The current PC climate has also served to chill campus civility and chivalry. There once was a time when hugging and kissing - the polite embrace or peck-on-the-cheek - was as much a matter of civility as the tip of a gentleman's hat. Now any such behavior, especially when it happens on campus, could well stir up litigious visions of a hostile environment, if not outright charges of sexual harassment.

Antioch University's celebrated ``sex code'' requires that partners ask specific permission before engaging in any physical contact - for example, ``May I kiss you?'' and ``May I put my hand there?'' (Amorous Antioch students are reportedly given to a shortcut buzz-code: ``Want to implement the policy?'') Even Antioch is more permissive than Wollongong University in Australia, which forbids not only student-teacher sex, but platonic love as well.

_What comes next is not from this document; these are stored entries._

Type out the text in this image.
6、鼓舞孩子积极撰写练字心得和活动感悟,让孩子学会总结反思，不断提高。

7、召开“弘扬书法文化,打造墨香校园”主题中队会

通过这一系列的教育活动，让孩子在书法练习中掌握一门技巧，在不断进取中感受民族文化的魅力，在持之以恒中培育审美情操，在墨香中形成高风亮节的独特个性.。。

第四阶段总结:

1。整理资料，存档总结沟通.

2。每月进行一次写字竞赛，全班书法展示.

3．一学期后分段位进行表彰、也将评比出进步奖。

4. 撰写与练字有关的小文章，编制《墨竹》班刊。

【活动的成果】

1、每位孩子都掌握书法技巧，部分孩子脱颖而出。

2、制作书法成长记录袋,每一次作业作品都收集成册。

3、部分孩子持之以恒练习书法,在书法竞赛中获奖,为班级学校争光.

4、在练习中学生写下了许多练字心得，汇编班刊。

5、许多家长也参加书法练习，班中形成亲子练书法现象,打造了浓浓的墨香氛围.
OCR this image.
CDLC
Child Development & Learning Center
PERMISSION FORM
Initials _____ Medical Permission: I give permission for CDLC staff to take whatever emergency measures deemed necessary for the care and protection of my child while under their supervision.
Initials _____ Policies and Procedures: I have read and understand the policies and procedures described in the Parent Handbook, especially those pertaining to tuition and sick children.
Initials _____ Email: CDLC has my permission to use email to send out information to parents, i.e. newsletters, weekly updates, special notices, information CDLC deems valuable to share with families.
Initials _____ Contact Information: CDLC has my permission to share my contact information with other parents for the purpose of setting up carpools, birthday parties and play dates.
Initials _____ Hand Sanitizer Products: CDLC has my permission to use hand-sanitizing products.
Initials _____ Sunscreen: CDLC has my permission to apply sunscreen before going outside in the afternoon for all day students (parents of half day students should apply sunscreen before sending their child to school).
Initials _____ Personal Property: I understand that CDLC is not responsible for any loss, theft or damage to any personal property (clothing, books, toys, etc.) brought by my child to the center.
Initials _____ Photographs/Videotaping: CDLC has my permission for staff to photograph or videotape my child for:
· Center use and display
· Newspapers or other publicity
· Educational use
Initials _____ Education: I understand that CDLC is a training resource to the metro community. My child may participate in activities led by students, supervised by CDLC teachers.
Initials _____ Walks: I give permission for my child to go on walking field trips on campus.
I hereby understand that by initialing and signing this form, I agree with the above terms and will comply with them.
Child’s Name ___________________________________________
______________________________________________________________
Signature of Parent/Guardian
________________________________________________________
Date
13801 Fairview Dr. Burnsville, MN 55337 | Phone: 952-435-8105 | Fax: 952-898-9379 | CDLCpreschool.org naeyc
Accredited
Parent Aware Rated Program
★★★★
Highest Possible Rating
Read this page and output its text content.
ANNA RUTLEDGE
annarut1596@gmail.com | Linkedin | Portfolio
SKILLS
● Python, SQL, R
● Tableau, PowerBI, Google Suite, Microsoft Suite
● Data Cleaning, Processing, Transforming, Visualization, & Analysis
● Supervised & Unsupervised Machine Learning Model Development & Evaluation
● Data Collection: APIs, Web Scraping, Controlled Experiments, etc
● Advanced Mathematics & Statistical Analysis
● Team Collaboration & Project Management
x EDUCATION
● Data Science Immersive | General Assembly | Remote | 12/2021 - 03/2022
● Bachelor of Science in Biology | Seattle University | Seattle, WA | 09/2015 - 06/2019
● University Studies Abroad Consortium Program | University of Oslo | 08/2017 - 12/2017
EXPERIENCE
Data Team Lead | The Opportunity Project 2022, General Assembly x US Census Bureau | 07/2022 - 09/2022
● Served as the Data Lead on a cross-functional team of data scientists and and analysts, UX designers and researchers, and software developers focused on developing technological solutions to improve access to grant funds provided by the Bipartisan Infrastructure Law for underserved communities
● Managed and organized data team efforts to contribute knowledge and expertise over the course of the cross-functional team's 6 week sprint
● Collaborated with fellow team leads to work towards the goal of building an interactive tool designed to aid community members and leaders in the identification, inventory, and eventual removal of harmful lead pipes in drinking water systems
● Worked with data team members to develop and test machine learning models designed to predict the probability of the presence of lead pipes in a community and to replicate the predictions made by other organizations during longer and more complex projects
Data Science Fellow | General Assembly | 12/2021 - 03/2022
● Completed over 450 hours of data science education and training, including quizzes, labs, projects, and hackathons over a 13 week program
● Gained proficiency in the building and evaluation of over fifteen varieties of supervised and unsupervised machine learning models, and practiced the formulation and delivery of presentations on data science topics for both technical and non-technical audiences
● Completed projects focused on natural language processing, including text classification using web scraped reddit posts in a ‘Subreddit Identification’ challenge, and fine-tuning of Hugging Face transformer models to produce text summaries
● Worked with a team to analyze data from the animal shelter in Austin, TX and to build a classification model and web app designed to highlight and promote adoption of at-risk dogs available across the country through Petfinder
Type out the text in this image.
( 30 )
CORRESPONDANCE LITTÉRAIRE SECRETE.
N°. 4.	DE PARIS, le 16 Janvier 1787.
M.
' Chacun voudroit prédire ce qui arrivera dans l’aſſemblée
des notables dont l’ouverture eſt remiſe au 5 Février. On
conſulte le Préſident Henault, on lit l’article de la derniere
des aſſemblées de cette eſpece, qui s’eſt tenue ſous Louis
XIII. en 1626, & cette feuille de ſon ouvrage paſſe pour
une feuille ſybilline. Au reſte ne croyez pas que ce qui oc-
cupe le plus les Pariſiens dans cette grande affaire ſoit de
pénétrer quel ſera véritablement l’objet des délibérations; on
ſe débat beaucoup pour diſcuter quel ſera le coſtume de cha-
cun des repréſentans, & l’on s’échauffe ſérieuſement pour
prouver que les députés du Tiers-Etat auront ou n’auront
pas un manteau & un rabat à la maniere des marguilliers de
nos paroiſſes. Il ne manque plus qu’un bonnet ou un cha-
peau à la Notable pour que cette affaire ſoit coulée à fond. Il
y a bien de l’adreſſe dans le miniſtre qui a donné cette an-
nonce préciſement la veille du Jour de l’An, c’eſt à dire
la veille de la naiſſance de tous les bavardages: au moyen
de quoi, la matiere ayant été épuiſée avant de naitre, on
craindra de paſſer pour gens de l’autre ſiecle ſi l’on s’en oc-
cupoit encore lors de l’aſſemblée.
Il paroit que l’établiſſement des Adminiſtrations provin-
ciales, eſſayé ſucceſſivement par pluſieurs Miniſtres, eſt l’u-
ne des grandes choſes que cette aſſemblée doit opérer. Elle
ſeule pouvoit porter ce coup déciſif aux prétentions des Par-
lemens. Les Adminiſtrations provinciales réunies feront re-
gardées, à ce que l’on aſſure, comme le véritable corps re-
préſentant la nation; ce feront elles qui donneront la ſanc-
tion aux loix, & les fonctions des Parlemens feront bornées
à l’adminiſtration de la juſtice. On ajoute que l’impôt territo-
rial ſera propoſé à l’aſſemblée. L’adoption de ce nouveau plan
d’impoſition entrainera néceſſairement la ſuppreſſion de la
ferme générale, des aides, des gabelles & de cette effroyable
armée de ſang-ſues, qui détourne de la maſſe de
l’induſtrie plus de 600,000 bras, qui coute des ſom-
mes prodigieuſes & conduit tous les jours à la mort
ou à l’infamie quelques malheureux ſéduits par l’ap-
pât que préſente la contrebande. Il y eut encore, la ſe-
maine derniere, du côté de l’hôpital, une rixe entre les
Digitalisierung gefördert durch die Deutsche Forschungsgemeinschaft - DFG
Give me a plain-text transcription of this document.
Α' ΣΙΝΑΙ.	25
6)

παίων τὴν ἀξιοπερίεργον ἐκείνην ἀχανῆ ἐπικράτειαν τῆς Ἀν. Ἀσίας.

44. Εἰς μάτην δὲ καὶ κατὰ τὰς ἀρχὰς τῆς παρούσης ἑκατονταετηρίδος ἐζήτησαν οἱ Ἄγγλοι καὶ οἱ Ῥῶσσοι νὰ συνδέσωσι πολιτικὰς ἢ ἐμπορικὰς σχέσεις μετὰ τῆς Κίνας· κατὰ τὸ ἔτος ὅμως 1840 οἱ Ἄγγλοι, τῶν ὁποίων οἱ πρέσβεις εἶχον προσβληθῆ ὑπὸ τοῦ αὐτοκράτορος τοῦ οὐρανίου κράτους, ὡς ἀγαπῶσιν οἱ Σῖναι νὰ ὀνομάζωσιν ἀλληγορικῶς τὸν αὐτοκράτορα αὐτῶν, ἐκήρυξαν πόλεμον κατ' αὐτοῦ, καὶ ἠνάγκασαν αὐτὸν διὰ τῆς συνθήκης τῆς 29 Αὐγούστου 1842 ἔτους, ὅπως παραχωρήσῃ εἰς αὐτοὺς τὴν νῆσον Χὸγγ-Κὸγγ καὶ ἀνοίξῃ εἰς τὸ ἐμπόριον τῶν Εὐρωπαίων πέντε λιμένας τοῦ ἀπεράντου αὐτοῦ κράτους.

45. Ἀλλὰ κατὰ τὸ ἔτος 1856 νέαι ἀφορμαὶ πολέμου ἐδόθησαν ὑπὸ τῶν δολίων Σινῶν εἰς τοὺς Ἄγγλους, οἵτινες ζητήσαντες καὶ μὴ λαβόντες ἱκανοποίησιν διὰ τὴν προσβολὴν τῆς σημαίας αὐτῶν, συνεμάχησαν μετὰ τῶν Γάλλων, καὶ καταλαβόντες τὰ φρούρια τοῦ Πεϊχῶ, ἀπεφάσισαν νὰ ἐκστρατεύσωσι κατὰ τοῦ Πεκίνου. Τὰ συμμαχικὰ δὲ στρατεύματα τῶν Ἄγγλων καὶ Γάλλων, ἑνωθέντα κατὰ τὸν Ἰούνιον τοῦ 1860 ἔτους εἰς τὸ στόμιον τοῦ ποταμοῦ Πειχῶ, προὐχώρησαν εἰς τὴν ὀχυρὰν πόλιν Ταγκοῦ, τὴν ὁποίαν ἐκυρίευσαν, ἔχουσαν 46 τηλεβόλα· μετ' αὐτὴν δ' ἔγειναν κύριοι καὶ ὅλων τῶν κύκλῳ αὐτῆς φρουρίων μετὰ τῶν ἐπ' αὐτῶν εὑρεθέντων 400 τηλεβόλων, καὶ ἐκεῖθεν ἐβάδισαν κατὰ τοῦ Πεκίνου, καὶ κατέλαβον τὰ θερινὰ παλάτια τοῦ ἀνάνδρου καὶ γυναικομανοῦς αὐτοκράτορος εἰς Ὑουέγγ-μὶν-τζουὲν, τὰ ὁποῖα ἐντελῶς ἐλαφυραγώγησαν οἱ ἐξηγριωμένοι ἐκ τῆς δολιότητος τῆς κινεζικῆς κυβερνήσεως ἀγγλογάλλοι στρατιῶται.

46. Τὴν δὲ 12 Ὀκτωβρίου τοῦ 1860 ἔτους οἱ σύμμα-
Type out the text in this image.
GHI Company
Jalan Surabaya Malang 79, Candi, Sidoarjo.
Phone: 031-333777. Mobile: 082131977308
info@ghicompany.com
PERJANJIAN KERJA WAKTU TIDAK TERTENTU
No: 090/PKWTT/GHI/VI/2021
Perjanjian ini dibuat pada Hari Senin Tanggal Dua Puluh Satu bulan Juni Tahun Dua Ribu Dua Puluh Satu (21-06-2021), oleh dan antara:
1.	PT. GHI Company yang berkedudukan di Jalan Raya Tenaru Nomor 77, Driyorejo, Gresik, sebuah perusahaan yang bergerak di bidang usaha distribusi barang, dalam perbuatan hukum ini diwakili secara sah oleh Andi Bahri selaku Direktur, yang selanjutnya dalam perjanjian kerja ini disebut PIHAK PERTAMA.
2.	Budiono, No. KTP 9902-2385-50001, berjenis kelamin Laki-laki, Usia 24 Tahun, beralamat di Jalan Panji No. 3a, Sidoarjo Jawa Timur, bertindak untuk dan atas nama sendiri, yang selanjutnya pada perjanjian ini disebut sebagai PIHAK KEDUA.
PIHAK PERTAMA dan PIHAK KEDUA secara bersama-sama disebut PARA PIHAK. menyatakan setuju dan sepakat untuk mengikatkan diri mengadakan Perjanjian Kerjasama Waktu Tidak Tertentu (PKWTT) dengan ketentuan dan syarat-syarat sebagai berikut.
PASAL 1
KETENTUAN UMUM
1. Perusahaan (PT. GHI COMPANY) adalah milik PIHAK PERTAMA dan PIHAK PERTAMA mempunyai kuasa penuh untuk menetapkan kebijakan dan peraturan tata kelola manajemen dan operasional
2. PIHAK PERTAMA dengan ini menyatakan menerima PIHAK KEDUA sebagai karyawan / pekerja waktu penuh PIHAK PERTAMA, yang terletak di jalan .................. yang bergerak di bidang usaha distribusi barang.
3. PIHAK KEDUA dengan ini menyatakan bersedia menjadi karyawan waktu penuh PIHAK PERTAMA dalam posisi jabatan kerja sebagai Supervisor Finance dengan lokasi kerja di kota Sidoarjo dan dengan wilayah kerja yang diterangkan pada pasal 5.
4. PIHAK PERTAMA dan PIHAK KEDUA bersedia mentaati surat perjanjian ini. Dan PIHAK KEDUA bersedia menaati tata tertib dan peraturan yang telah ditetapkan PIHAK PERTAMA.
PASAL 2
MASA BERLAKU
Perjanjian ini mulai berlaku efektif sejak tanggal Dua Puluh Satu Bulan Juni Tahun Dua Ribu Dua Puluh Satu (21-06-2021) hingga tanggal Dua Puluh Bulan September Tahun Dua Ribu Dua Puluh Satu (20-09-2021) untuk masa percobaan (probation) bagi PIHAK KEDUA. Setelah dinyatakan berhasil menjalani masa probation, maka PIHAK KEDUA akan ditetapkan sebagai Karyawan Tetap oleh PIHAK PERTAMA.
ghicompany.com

A fraternity at the University of California was disciplined for violating the ``high moral and social standards of the Greek community on campus'' when it distributed a T-shirt showing a cartoon figure of a man holding beer and wearing a sombrero - ostensibly offending Hispanics on campus. The fraternity defended itself by explaining that the T-shirt was to promote a South-of-the-Border party, and had in fact been designed by one of about 50 Hispanic members of the fraternity. It was nevertheless suspended for three years, the brothers forced to attend sensitivity-training sessions.

The fraternity went to court, citing both the First Amendment and a provision of the California Code prohibiting sanctions on the basis of speech. The court ordered the university to reinstate the fraternity - and directed various administrators to undertake ``First Amendment sensitivity training.''

The verdict was perfect, but it should have been a needless touche. In virtually every case, had the distinction been made clearly between offensive speech and conduct - protecting the former, prosecuting the latter - the legal entanglements would have been significantly diminished and, moreover, the goals of sensitivity and inclusiveness might well have been achieved.

After all is said and done, common sense goes a lot farther than speech or conduct codes to dissipate a hostile environment.

Kenneth Lasson is a law professor at the University of Baltimore. He wrote this for The Baltimore Sun.